Jove hated the painting. It was nothing but a pretty lie.
Harlan thundered up the stairs, Cerl pistol in one hand, sword in the other. Jove didn’t follow. He trudged down the corridor to the chamber where he and Clara had been staying since Samuel had been born. Hope bubbled in his chest when he realized the lower floor seemed untouched. The fire raging through the upper levels hadn’t spread here yet.
But the unnerving quiet scared him into a sprint.
They’re all right. They aren’t hurt. Clara probably took Samuel and hid down one of the servants’ passages.
She wouldn’t have known about the Catacombs beneath their feet—a maze of tunnels and hollowed-out caverns that had been Jayde’s answer and preparation for another conflict on the scale of the Great War. Jove had been sworn to secrecy about their existence. Now he wished he’d broken that vow.
For how badly he’d struggled to force himself in, now his feet couldn’t go fast enough. He nearly stumbled over himself as he rushed into the bed chamber, the door banging against the wall. “Clara!”
The room was tidy and undisturbed. The aged bassinet still sat next to the large four-poster bed, the drapes flung wide. The bed overflowed with tasseled and embroidered pillows. A sheaf of parchment lay on the bedside table.
With heavy footfalls, Jove trudged over to the bassinet, guilt and dread filling his chest.
Thunder rumbled in the distance. He wasn’t certain if it was another bomb drop or the dragon or merely an early spring thunderstorm on the horizon. He didn’t care which.

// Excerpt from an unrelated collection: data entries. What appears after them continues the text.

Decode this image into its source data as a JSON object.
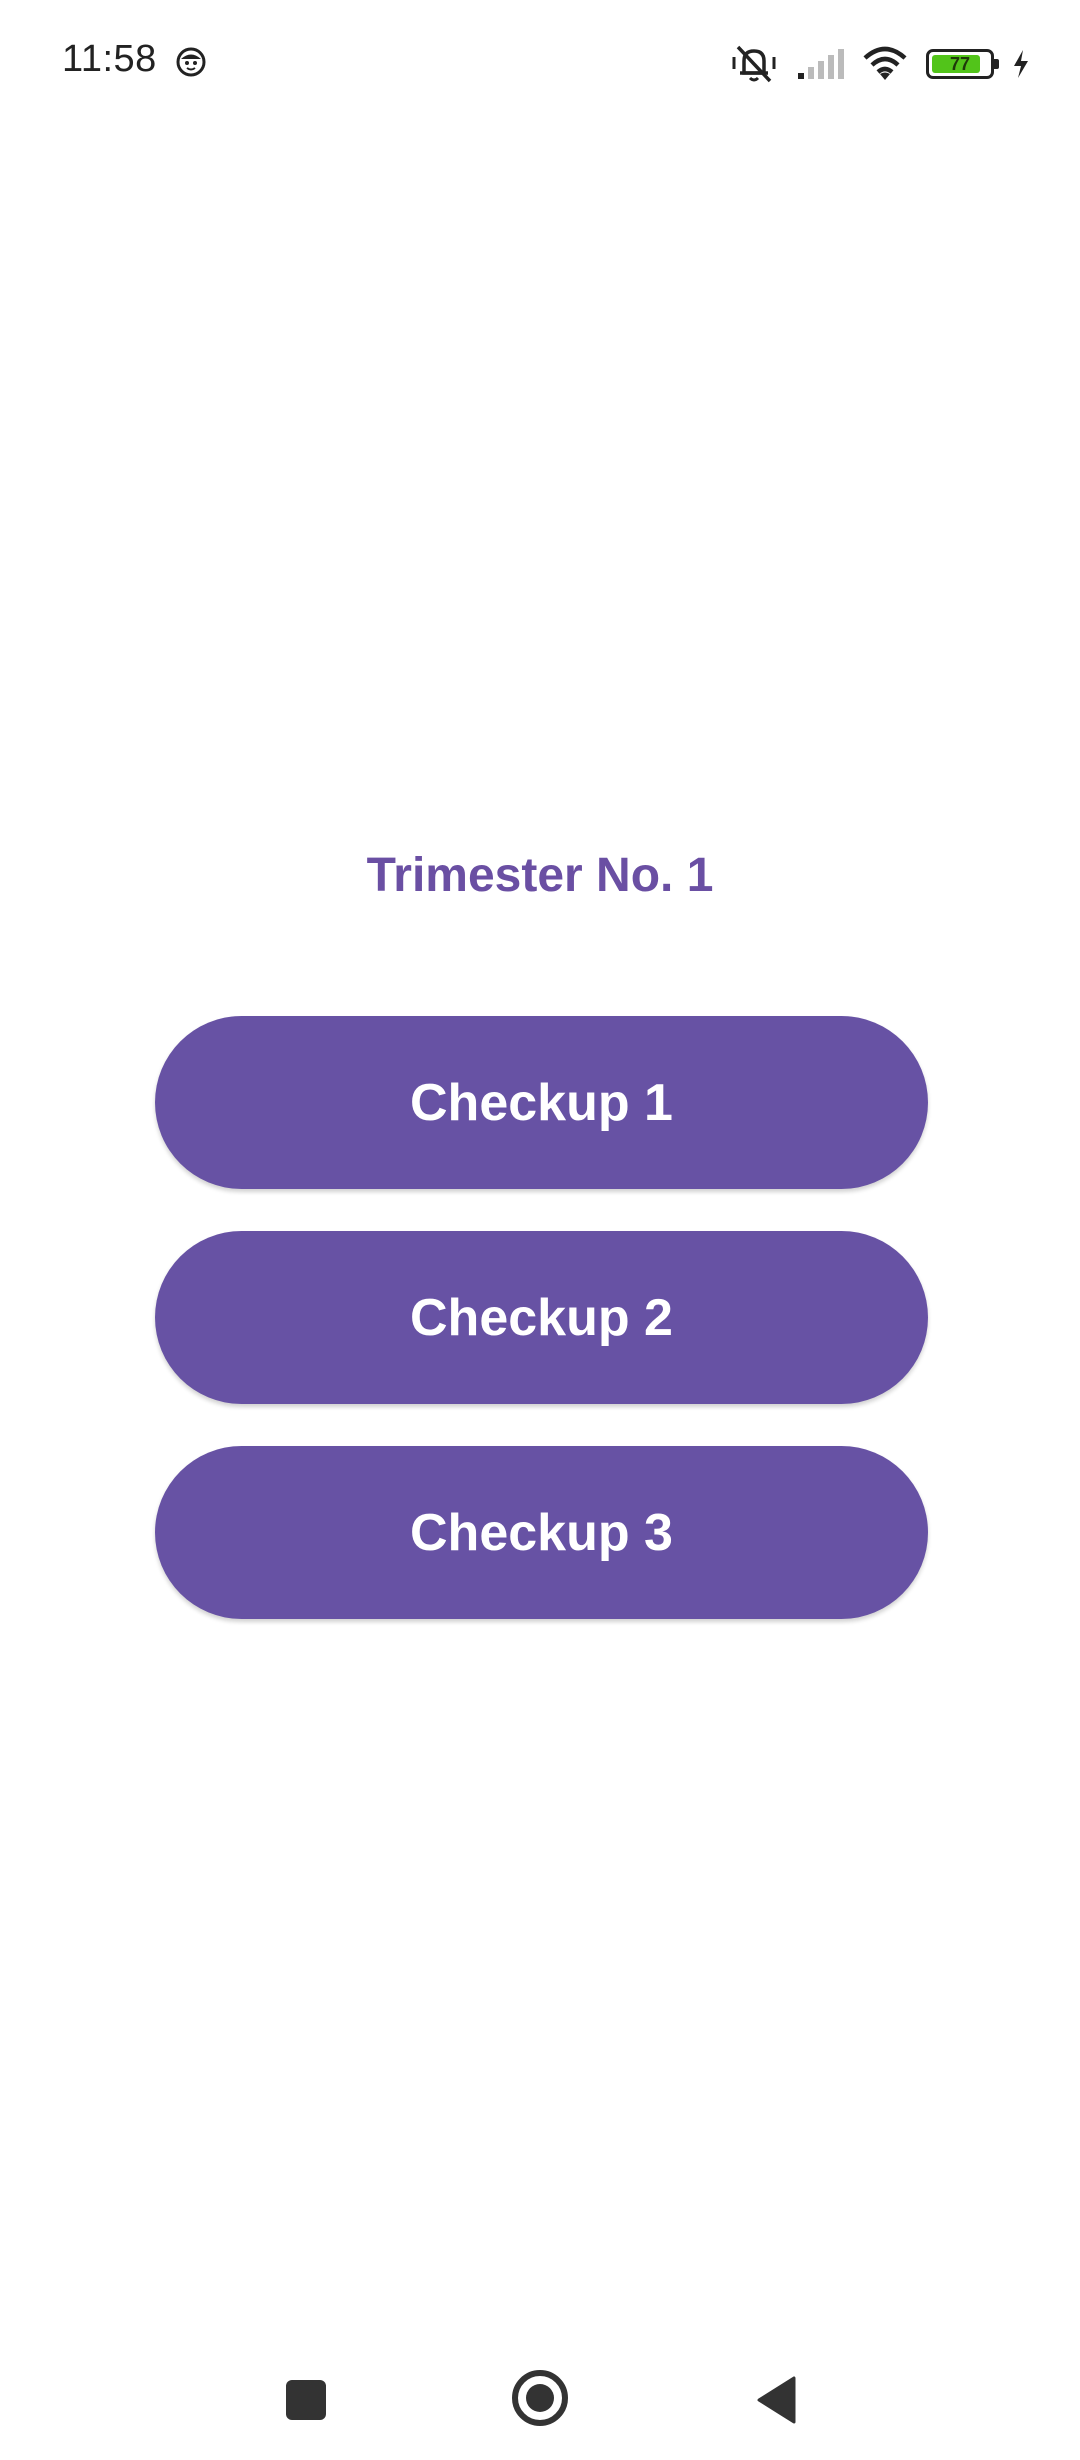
{
  "status_bar": {
    "time": "11:58",
    "face_icon": "face-icon",
    "mute_icon": "vibrate-off-icon",
    "signal_icon": "signal-icon",
    "wifi_icon": "wifi-icon",
    "battery_level": "77",
    "battery_color": "#52C41A",
    "charging_icon": "bolt-icon"
  },
  "main": {
    "title": "Trimester No. 1",
    "buttons": [
      {
        "label": "Checkup 1"
      },
      {
        "label": "Checkup 2"
      },
      {
        "label": "Checkup 3"
      }
    ]
  },
  "colors": {
    "accent": "#6752A4",
    "title": "#6A4FA3",
    "background": "#FFFFFF"
  },
  "nav_bar": {
    "recents_icon": "square-icon",
    "home_icon": "circle-icon",
    "back_icon": "triangle-back-icon"
  }
}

When he grasped the letter in his war-soiled fingers, crusted flakes of blood fell upon the script crafted in his wife’s careful handwriting.
Jove,
We’ve gone to Crystalfell. Don’t come until you’re ready.
Clara
Jove let his head fall in his hands, his brow brushing the parchment.
Relief struck him first: they weren’t here. They’d left, hopefully before the city erupted into chaos.

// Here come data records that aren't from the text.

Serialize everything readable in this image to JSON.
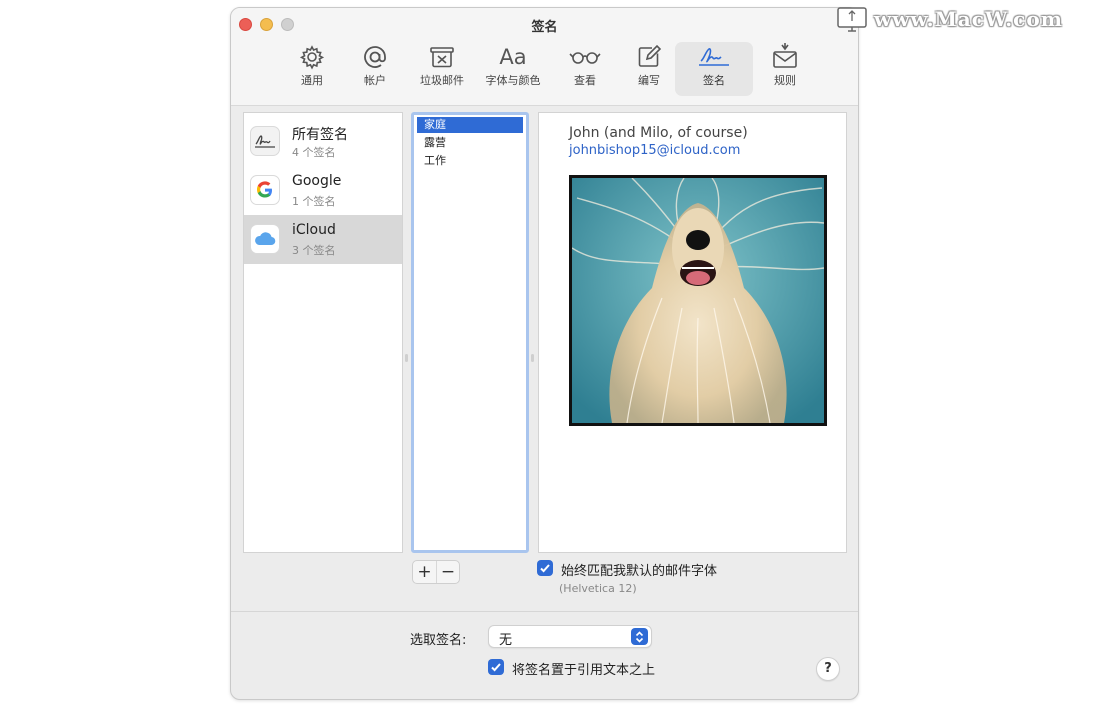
{
  "window": {
    "title": "签名"
  },
  "toolbar": {
    "items": [
      {
        "label": "通用",
        "icon": "gear-icon"
      },
      {
        "label": "帐户",
        "icon": "at-icon"
      },
      {
        "label": "垃圾邮件",
        "icon": "junk-mail-icon"
      },
      {
        "label": "字体与颜色",
        "icon": "fonts-icon",
        "glyph": "Aa"
      },
      {
        "label": "查看",
        "icon": "glasses-icon"
      },
      {
        "label": "编写",
        "icon": "compose-icon"
      },
      {
        "label": "签名",
        "icon": "signature-icon",
        "selected": true
      },
      {
        "label": "规则",
        "icon": "rules-icon"
      }
    ]
  },
  "accounts": [
    {
      "name": "所有签名",
      "count": "4 个签名",
      "icon": "signature-icon"
    },
    {
      "name": "Google",
      "count": "1 个签名",
      "icon": "google-icon"
    },
    {
      "name": "iCloud",
      "count": "3 个签名",
      "icon": "icloud-icon",
      "selected": true
    }
  ],
  "signatures": [
    {
      "name": "家庭",
      "selected": true
    },
    {
      "name": "露营"
    },
    {
      "name": "工作"
    }
  ],
  "preview": {
    "name": "John (and Milo, of course)",
    "email": "johnbishop15@icloud.com",
    "photo_icon": "dog-photo"
  },
  "buttons": {
    "add": "+",
    "remove": "−"
  },
  "options": {
    "match_font_label": "始终匹配我默认的邮件字体",
    "match_font_checked": true,
    "font_note": "(Helvetica 12)",
    "choose_label": "选取签名:",
    "choose_value": "无",
    "place_above_label": "将签名置于引用文本之上",
    "place_above_checked": true,
    "help": "?"
  },
  "colors": {
    "accent": "#2f6bd5",
    "link": "#2e63c7"
  },
  "watermark": {
    "text": "www.MacW.com"
  }
}
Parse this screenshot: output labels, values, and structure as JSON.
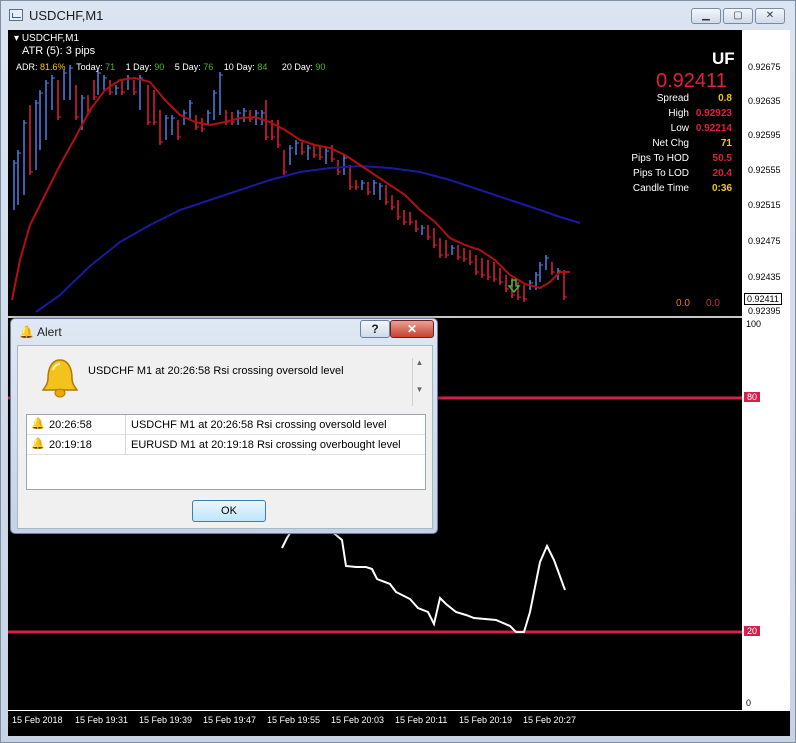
{
  "window": {
    "title": "USDCHF,M1",
    "min_glyph": "▁",
    "max_glyph": "▢",
    "close_glyph": "✕"
  },
  "chart": {
    "symbol_label": "USDCHF,M1",
    "atr_label": "ATR (5): 3 pips",
    "adr": {
      "label": "ADR:",
      "value": "81.6%"
    },
    "today": {
      "label": "Today:",
      "value": "71"
    },
    "day1": {
      "label": "1 Day:",
      "value": "90"
    },
    "day5": {
      "label": "5 Day:",
      "value": "76"
    },
    "day10": {
      "label": "10 Day:",
      "value": "84"
    },
    "day20": {
      "label": "20 Day:",
      "value": "90"
    },
    "symbol_short": "UF",
    "current_price": "0.92411",
    "info": [
      {
        "label": "Spread",
        "value": "0.8",
        "color": "#f5c518"
      },
      {
        "label": "High",
        "value": "0.92923",
        "color": "#e0203a"
      },
      {
        "label": "Low",
        "value": "0.92214",
        "color": "#e0203a"
      },
      {
        "label": "Net Chg",
        "value": "71",
        "color": "#f5c518"
      },
      {
        "label": "Pips To HOD",
        "value": "50.5",
        "color": "#e0203a"
      },
      {
        "label": "Pips To LOD",
        "value": "20.4",
        "color": "#e0203a"
      },
      {
        "label": "Candle Time",
        "value": "0:36",
        "color": "#f5c518"
      }
    ],
    "bottom_vals": [
      "0.0",
      "0.0"
    ],
    "price_ticks": [
      "0.92675",
      "0.92635",
      "0.92595",
      "0.92555",
      "0.92515",
      "0.92475",
      "0.92435",
      "0.92411",
      "0.92395"
    ],
    "rsi_ticks": [
      "100",
      "80",
      "20",
      "0"
    ],
    "time_ticks": [
      "15 Feb 2018",
      "15 Feb 19:31",
      "15 Feb 19:39",
      "15 Feb 19:47",
      "15 Feb 19:55",
      "15 Feb 20:03",
      "15 Feb 20:11",
      "15 Feb 20:19",
      "15 Feb 20:27"
    ],
    "rsi_levels": {
      "overbought": 80,
      "oversold": 20
    },
    "colors": {
      "bull": "#4a7fe0",
      "bear": "#e0203a",
      "ma_fast": "#b01010",
      "ma_slow": "#1a1aa0",
      "rsi": "#ffffff",
      "level": "#d6204a"
    }
  },
  "alert": {
    "title": "Alert",
    "help_label": "?",
    "close_label": "✕",
    "message": "USDCHF M1 at 20:26:58 Rsi crossing oversold level",
    "rows": [
      {
        "time": "20:26:58",
        "message": "USDCHF M1 at 20:26:58 Rsi crossing oversold level"
      },
      {
        "time": "20:19:18",
        "message": "EURUSD M1 at 20:19:18 Rsi crossing overbought level"
      }
    ],
    "ok_label": "OK"
  }
}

Fear came next: if they hadn’t left soon enough, they might’ve been caught up in the riots or incinerated by the dragon flying through the city skies. They could be dead after all, and he’d never know.
Jove crushed the note in his fist and chucked it at the wall.
“They’re not here.” His father’s voice was hard and echoed in the empty room. “We need to go.”
“No.” The word came out slightly mangled. Even if Clara wasn’t dead or injured, she’d taken their son with her and fled.
He’d left them, so she had left him. Because he was a cancer infecting those around him with his grief until they could no longer function.
Harlan stepped lightly into the room. “With the fire on the upper floors, the Manor isn’t stable. We’ll keep looking, but they aren’t here. There’s no reason to stay.”
Jove heard the words as if they were spoken from the opposite end of a tunnel, but he got up and followed anyway. Harlan already thought him weak. He wouldn’t give him an excuse to confirm it.
As they rejoined an armed and unnaturally pale Saldr outside, Jove looked back one last time on his childhood home.
It hadn’t really been home for some time now, but watching destruction close in on it still hurt. His mother’s librarywould be ash soon, as would the odd pairs of socks he’d not brought with him to the townhouse when he’d married. The countless family portraits wouldn’t survive. Odds and ends that had once belonged to Zeke, to Kase…even to Ana.
Yet, Jove’s soul was numb, and he couldn’t bring himself to care even as the first raindrops fell from the sky and soaked his bloodstained coat.
Don’t come until you’re ready.
Ready to…what? What could he do, what could he become that would make all of this right again?
The rain turned into a downpour. It might wash some of the ruin away, but it couldn’t cleanse what had been sullied in him.
His father led them back over the ruined wall and into the city of chaos.
Jove didn’t look back as the manor burned.